Very narrow pointed arches to ambulatory arcading and broader but still steep ones
to the nave returned into transepts, the north are longer than the south. Shafting
to piers and shapely, richly moulded arcade arches. The principal shafts carried
the ribs of stone vaulting used throughout, particularly fine in chancel. Triforium
gallery passage with trefoil balustrade. Very tall fine 2 light clerestory windows.

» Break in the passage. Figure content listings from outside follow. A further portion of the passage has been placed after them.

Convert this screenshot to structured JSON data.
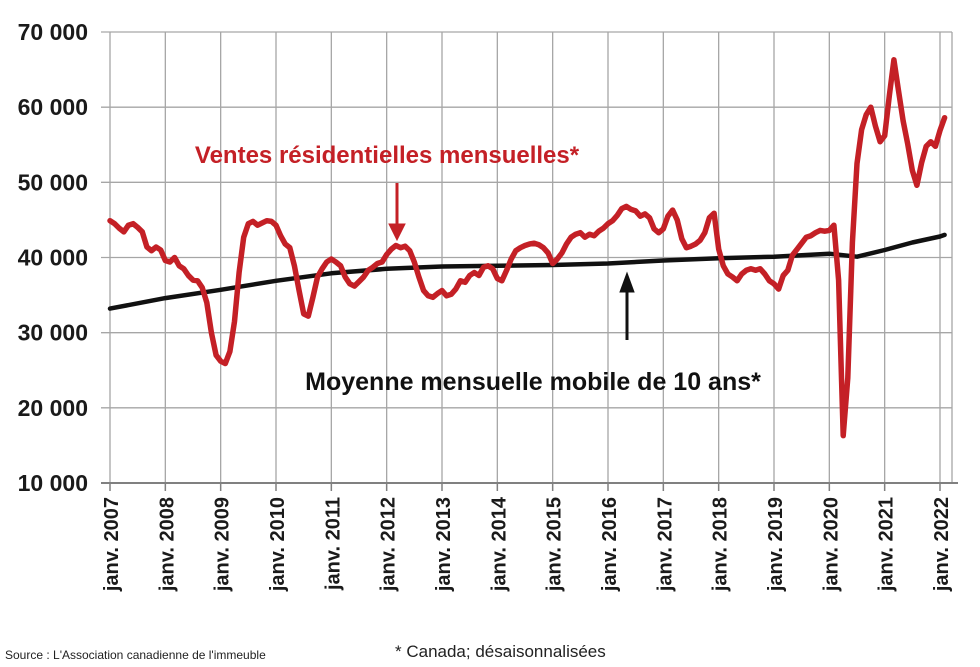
{
  "chart_data": {
    "type": "line",
    "title": "",
    "x_axis": {
      "unit": "month",
      "start": "janv. 2007",
      "end": "févr. 2022",
      "tick_labels": [
        "janv. 2007",
        "janv. 2008",
        "janv. 2009",
        "janv. 2010",
        "janv. 2011",
        "janv. 2012",
        "janv. 2013",
        "janv. 2014",
        "janv. 2015",
        "janv. 2016",
        "janv. 2017",
        "janv. 2018",
        "janv. 2019",
        "janv. 2020",
        "janv. 2021",
        "janv. 2022"
      ]
    },
    "y_axis": {
      "min": 10000,
      "max": 70000,
      "step": 10000,
      "tick_labels": [
        "70 000",
        "60 000",
        "50 000",
        "40 000",
        "30 000",
        "20 000",
        "10 000"
      ]
    },
    "grid": true,
    "legend_position": "in-plot annotations with arrows",
    "series": [
      {
        "name": "Ventes résidentielles mensuelles*",
        "color": "#C42026",
        "frequency": "monthly",
        "start": "janv. 2007",
        "values": [
          44900,
          44500,
          43900,
          43400,
          44300,
          44500,
          44000,
          43400,
          41400,
          40900,
          41400,
          41000,
          39600,
          39400,
          40000,
          38900,
          38500,
          37600,
          37000,
          36900,
          36000,
          34000,
          30000,
          27000,
          26200,
          25900,
          27500,
          31500,
          38000,
          42700,
          44500,
          44800,
          44300,
          44600,
          44900,
          44800,
          44300,
          42900,
          41800,
          41300,
          38900,
          35600,
          32500,
          32200,
          34700,
          37400,
          38500,
          39400,
          39800,
          39400,
          38900,
          37400,
          36500,
          36200,
          36800,
          37400,
          38300,
          38700,
          39200,
          39400,
          40400,
          41100,
          41600,
          41300,
          41500,
          40900,
          39400,
          37400,
          35600,
          34900,
          34700,
          35200,
          35600,
          34900,
          35100,
          35800,
          36900,
          36700,
          37600,
          38000,
          37600,
          38700,
          38900,
          38500,
          37200,
          36900,
          38300,
          39800,
          40900,
          41300,
          41600,
          41800,
          41900,
          41700,
          41300,
          40600,
          39200,
          39800,
          40600,
          41800,
          42700,
          43100,
          43300,
          42700,
          43100,
          42900,
          43500,
          43900,
          44500,
          44900,
          45600,
          46500,
          46800,
          46400,
          46200,
          45500,
          45800,
          45300,
          43800,
          43300,
          43800,
          45500,
          46300,
          45000,
          42500,
          41300,
          41500,
          41800,
          42300,
          43300,
          45300,
          45900,
          41100,
          38900,
          37800,
          37400,
          36900,
          37800,
          38300,
          38500,
          38300,
          38500,
          37800,
          36900,
          36500,
          35800,
          37600,
          38300,
          40300,
          41100,
          41900,
          42700,
          42900,
          43300,
          43600,
          43500,
          43600,
          44300,
          37000,
          16300,
          24000,
          42000,
          52500,
          57000,
          59000,
          60000,
          57500,
          55400,
          56200,
          61500,
          66300,
          62200,
          58200,
          55100,
          51600,
          49600,
          52600,
          54800,
          55400,
          54800,
          56900,
          58600
        ]
      },
      {
        "name": "Moyenne mensuelle mobile de 10 ans*",
        "color": "#111111",
        "frequency": "breakpoints (month index from janv. 2007, value)",
        "points": [
          [
            0,
            33200
          ],
          [
            12,
            34600
          ],
          [
            24,
            35700
          ],
          [
            36,
            36900
          ],
          [
            48,
            37900
          ],
          [
            60,
            38500
          ],
          [
            72,
            38800
          ],
          [
            84,
            38900
          ],
          [
            96,
            39000
          ],
          [
            108,
            39200
          ],
          [
            120,
            39600
          ],
          [
            132,
            39900
          ],
          [
            144,
            40100
          ],
          [
            156,
            40500
          ],
          [
            162,
            40100
          ],
          [
            168,
            41000
          ],
          [
            174,
            42000
          ],
          [
            180,
            42800
          ],
          [
            181,
            43000
          ]
        ]
      }
    ],
    "annotations": [
      {
        "text": "Ventes résidentielles mensuelles*",
        "color": "#C42026",
        "arrow": "down",
        "points_to": "red monthly sales line near janv. 2012"
      },
      {
        "text": "Moyenne mensuelle mobile de 10 ans*",
        "color": "#111111",
        "arrow": "up",
        "points_to": "black 10-year moving average line near 2016"
      }
    ]
  },
  "footer": {
    "source": "Source : L'Association canadienne de l'immeuble",
    "note": "* Canada; désaisonnalisées"
  },
  "colors": {
    "sales_line": "#C42026",
    "average_line": "#111111",
    "grid": "#A6A6A6",
    "axis": "#808080",
    "text": "#1A1A1A",
    "background": "#FFFFFF"
  }
}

The northern is quite deeply expressed internally with a canted 3 bay arcade allow-
ing shallow baptistry, and with gallery above but uncomfortably at lower level to
triforium. It is this feature which adds to the awkward shortness of the nave,
otherwise the elevational treatment is totally and convincingly consistent. The
south chapel window has freestanding shafts to very narrow lights. Light open
scroll work iron screen to chancel. Polychrome rood. The altar piece in the south
chapel is a painted triptych in copper panels, good Birmingham Arts and Crafts
work, by Kate and Myra Bunce, 1919. Stained glass in east window by Henry Payne,
otherwise clear or tinted leaded glass. Despite the weaknesses of the design the
quality of the interior finishes, the use of brick and stone, undoubtedly a
formative influence in the young Bidlake.
Listing NGR: SP0766485337
This text is a legacy record and has not been updated since the building was originally listed. Details of the building may have changed in the intervening time. You should not rely on this listing as an accurate description of the building.